In the first century, Jesus is restoring sight to the blind, cleansing lepers, healing cripples, casting out demons, multiplying a few fish and loaves of bread to feed thousands, and raising the dead. He is teaching like no other man has ever taught in history. Multitudes of people are coming to see and hear Him from all over Israel and Jerusalem.
Yet Jesus has the enormous breadth of character to be able to have the worldly valued “pride of life” (1 Jn 2:15-17) crucified on the cross of Calvary, unselfishly for our salvation. Jesus is able to span the very heights and the lowest depths of human experience. Jesus can have thousands come to hear Him preach from a hilltop, yet the next moment humbly pick up His cross and head toward Golgotha for our sakes (Mt. 27:39-44). Jesus suffers the worst possible outcome in life in the first century through Roman crucifixion. Nothing outwardly epitomizes failure and defeat more than to end life on a cross in agony and shame.
Being a world-class heart surgeon will never exceed raising Lazarus from the dead. Being a renowned lawyer arguing important issues before the United States Supreme Court will never surpass the instantly brilliant answers that Jesus gave to His critics in their numerous verbal challenges, which have intrigued skeptics and admirers down through the centuries (Matthew 22:46). World-famous university professors and intellectuals cannot begin to reach the depth of insights in the teachings of Jesus (Mk. 1:22; Jn. 7:46).

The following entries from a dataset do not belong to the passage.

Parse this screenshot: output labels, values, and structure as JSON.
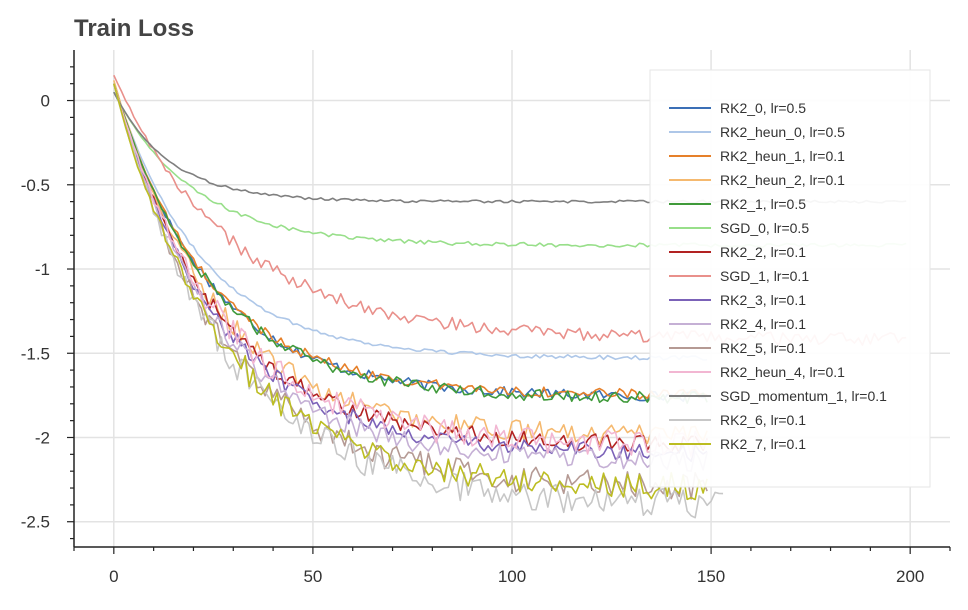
{
  "chart_data": {
    "type": "line",
    "title": "Train Loss",
    "xlabel": "",
    "ylabel": "",
    "xlim": [
      -10,
      210
    ],
    "ylim": [
      -2.65,
      0.3
    ],
    "x_ticks": [
      0,
      50,
      100,
      150,
      200
    ],
    "x_tick_labels": [
      "0",
      "50",
      "100",
      "150",
      "200"
    ],
    "y_ticks": [
      0,
      -0.5,
      -1,
      -1.5,
      -2,
      -2.5
    ],
    "y_tick_labels": [
      "0",
      "-0.5",
      "-1",
      "-1.5",
      "-2",
      "-2.5"
    ],
    "grid": true,
    "legend_position": "top-right",
    "series": [
      {
        "name": "RK2_0, lr=0.5",
        "color": "#3b6fb6",
        "n": 150,
        "start": 0.1,
        "end": -1.76,
        "tau": 24,
        "noise": 0.03
      },
      {
        "name": "RK2_heun_0, lr=0.5",
        "color": "#aec7e8",
        "n": 150,
        "start": 0.1,
        "end": -1.53,
        "tau": 22,
        "noise": 0.012
      },
      {
        "name": "RK2_heun_1, lr=0.1",
        "color": "#e6802a",
        "n": 150,
        "start": 0.1,
        "end": -1.75,
        "tau": 24,
        "noise": 0.03
      },
      {
        "name": "RK2_heun_2, lr=0.1",
        "color": "#f5b96f",
        "n": 150,
        "start": 0.12,
        "end": -2.0,
        "tau": 26,
        "noise": 0.06
      },
      {
        "name": "RK2_1, lr=0.5",
        "color": "#3f9a3a",
        "n": 150,
        "start": 0.1,
        "end": -1.77,
        "tau": 24,
        "noise": 0.035
      },
      {
        "name": "SGD_0, lr=0.5",
        "color": "#98df8a",
        "n": 200,
        "start": 0.05,
        "end": -0.86,
        "tau": 20,
        "noise": 0.012
      },
      {
        "name": "RK2_2, lr=0.1",
        "color": "#b22222",
        "n": 150,
        "start": 0.1,
        "end": -2.05,
        "tau": 26,
        "noise": 0.05
      },
      {
        "name": "SGD_1, lr=0.1",
        "color": "#e9908b",
        "n": 200,
        "start": 0.15,
        "end": -1.42,
        "tau": 30,
        "noise": 0.04
      },
      {
        "name": "RK2_3, lr=0.1",
        "color": "#7b62b8",
        "n": 150,
        "start": 0.1,
        "end": -2.1,
        "tau": 26,
        "noise": 0.05
      },
      {
        "name": "RK2_4, lr=0.1",
        "color": "#c5b0d5",
        "n": 150,
        "start": 0.1,
        "end": -2.15,
        "tau": 26,
        "noise": 0.06
      },
      {
        "name": "RK2_5, lr=0.1",
        "color": "#b59a94",
        "n": 150,
        "start": 0.1,
        "end": -2.3,
        "tau": 27,
        "noise": 0.08
      },
      {
        "name": "RK2_heun_4, lr=0.1",
        "color": "#f2b6d2",
        "n": 150,
        "start": 0.1,
        "end": -2.05,
        "tau": 26,
        "noise": 0.08
      },
      {
        "name": "SGD_momentum_1, lr=0.1",
        "color": "#7f7f7f",
        "n": 200,
        "start": 0.05,
        "end": -0.6,
        "tau": 14,
        "noise": 0.008
      },
      {
        "name": "RK2_6, lr=0.1",
        "color": "#c7c7c7",
        "n": 154,
        "start": 0.1,
        "end": -2.4,
        "tau": 28,
        "noise": 0.09
      },
      {
        "name": "RK2_7, lr=0.1",
        "color": "#bcbd22",
        "n": 150,
        "start": 0.1,
        "end": -2.3,
        "tau": 27,
        "noise": 0.08
      }
    ]
  }
}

Yet one of the most profound things about the character of God as revealed through the earthly ministry of Jesus the Son of God, is that the famous saying: “Father, forgive them; for they know not what they do” (Lk. 23:34), was put into practice and is in full operation at the beginning and throughout the ministry of Jesus. Jesus knows the men of religious and political power who will eventually reject Him and bring about His death (Mt. 12:14-15; Jn 6:64; 7:19; 8:28). Yet Jesus accepts invitations to eat in their homes (Lk. 7:36), teaches in synagogues throughout Israel and in the temple in Jerusalem, and has Pharisees and scribes around Him most of the time He is in public (Mt. 9:11; 12:2; 12:38). “Father, forgive them, for they know not what they do” was not just a moment of inspiration expressed from the cross, but was a part of the consistent character of loving outreach of Jesus Christ to every person alike during His entire ministry on earth.

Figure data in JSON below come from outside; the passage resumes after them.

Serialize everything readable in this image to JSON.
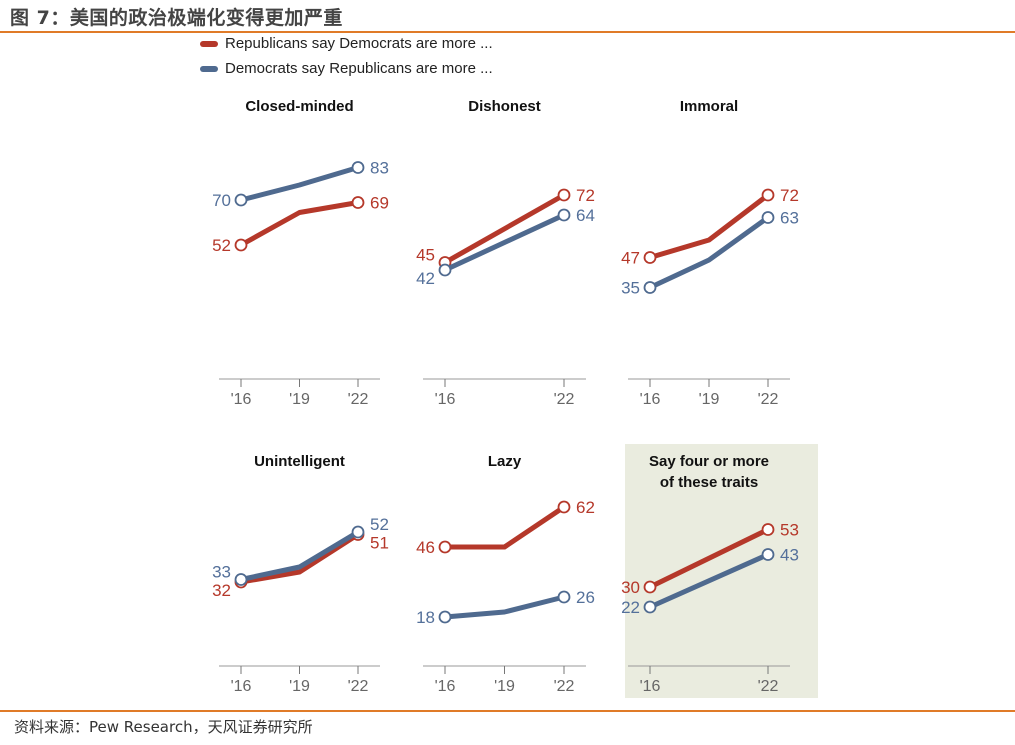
{
  "figure_title": "图 7：美国的政治极端化变得更加严重",
  "source": "资料来源：Pew Research，天风证券研究所",
  "colors": {
    "republicans": "#b5382a",
    "democrats": "#4f6a8f",
    "rule": "#e07b28",
    "highlight_bg": "#eaecdf"
  },
  "chart_data": {
    "type": "line",
    "legend": [
      {
        "name": "Republicans say Democrats are more ...",
        "color": "#b5382a"
      },
      {
        "name": "Democrats say Republicans are more ...",
        "color": "#4f6a8f"
      }
    ],
    "legend_position": "top",
    "ylim": [
      0,
      100
    ],
    "grid": false,
    "panels": [
      {
        "title": "Closed-minded",
        "x": [
          "'16",
          "'19",
          "'22"
        ],
        "series": [
          {
            "name": "Republicans say Democrats are more ...",
            "values": [
              52,
              65,
              69
            ],
            "labels": [
              "52",
              "",
              "69"
            ]
          },
          {
            "name": "Democrats say Republicans are more ...",
            "values": [
              70,
              76,
              83
            ],
            "labels": [
              "70",
              "",
              "83"
            ]
          }
        ]
      },
      {
        "title": "Dishonest",
        "x": [
          "'16",
          "'22"
        ],
        "series": [
          {
            "name": "Republicans say Democrats are more ...",
            "values": [
              45,
              72
            ],
            "labels": [
              "45",
              "72"
            ]
          },
          {
            "name": "Democrats say Republicans are more ...",
            "values": [
              42,
              64
            ],
            "labels": [
              "42",
              "64"
            ]
          }
        ]
      },
      {
        "title": "Immoral",
        "x": [
          "'16",
          "'19",
          "'22"
        ],
        "series": [
          {
            "name": "Republicans say Democrats are more ...",
            "values": [
              47,
              54,
              72
            ],
            "labels": [
              "47",
              "",
              "72"
            ]
          },
          {
            "name": "Democrats say Republicans are more ...",
            "values": [
              35,
              46,
              63
            ],
            "labels": [
              "35",
              "",
              "63"
            ]
          }
        ]
      },
      {
        "title": "Unintelligent",
        "x": [
          "'16",
          "'19",
          "'22"
        ],
        "series": [
          {
            "name": "Republicans say Democrats are more ...",
            "values": [
              32,
              36,
              51
            ],
            "labels": [
              "32",
              "",
              "51"
            ]
          },
          {
            "name": "Democrats say Republicans are more ...",
            "values": [
              33,
              38,
              52
            ],
            "labels": [
              "33",
              "",
              "52"
            ]
          }
        ]
      },
      {
        "title": "Lazy",
        "x": [
          "'16",
          "'19",
          "'22"
        ],
        "series": [
          {
            "name": "Republicans say Democrats are more ...",
            "values": [
              46,
              46,
              62
            ],
            "labels": [
              "46",
              "",
              "62"
            ]
          },
          {
            "name": "Democrats say Republicans are more ...",
            "values": [
              18,
              20,
              26
            ],
            "labels": [
              "18",
              "",
              "26"
            ]
          }
        ]
      },
      {
        "title": "Say four or more of these traits",
        "title_lines": [
          "Say four or more",
          "of these traits"
        ],
        "highlighted": true,
        "x": [
          "'16",
          "'22"
        ],
        "series": [
          {
            "name": "Republicans say Democrats are more ...",
            "values": [
              30,
              53
            ],
            "labels": [
              "30",
              "53"
            ]
          },
          {
            "name": "Democrats say Republicans are more ...",
            "values": [
              22,
              43
            ],
            "labels": [
              "22",
              "43"
            ]
          }
        ]
      }
    ]
  }
}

The point here is that no one could invent Jesus Christ. The huge character span capacity we see in Jesus is beyond the conception and creative imagination of human literary invention. Jesus in the midst of His many challenges recorded in the gospels never falters or makes a mistake. With Jesus there are no lessons learned the hard-way from past mistakes.
No one could invent such a perfect person. What frame of reference could the gospel writers draw upon for inspiration to create the perfect person of Jesus Christ? Not only could not Matthew, Mark, Luke, or John invent the person of Jesus Christ, but no one in any century in all of history could make His story up.

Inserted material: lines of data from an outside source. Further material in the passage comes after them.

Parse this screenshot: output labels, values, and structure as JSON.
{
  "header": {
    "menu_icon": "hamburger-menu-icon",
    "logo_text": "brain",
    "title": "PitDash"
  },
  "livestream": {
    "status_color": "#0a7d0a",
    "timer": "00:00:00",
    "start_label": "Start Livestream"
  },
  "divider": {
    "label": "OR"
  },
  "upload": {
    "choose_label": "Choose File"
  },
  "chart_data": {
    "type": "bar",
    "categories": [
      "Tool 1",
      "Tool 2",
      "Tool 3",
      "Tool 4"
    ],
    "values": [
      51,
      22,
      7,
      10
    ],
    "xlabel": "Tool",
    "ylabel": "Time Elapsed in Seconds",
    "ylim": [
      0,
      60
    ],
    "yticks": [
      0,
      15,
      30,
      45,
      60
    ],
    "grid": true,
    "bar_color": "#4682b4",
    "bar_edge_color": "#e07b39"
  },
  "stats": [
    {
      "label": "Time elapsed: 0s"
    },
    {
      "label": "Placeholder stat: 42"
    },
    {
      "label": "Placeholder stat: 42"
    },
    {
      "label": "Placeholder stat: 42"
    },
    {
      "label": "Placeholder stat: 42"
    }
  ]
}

The life of Jesus recorded in the gospels has a unique and singular context as demonstrated only through a perfect, sinless, divine Son of God at the pinnacle of character expressed in a human body, yet with the unfathomable capacity of unselfish love to become the physical sacrifice on the cross as atonement for the righteous judgment of God for our sin. Shakespeare, Dickens, Tolstoy, Tolkien, or Follett could not invent the person of Jesus, or the broad encompassing adventure of faith that Jesus modeled perfectly for us.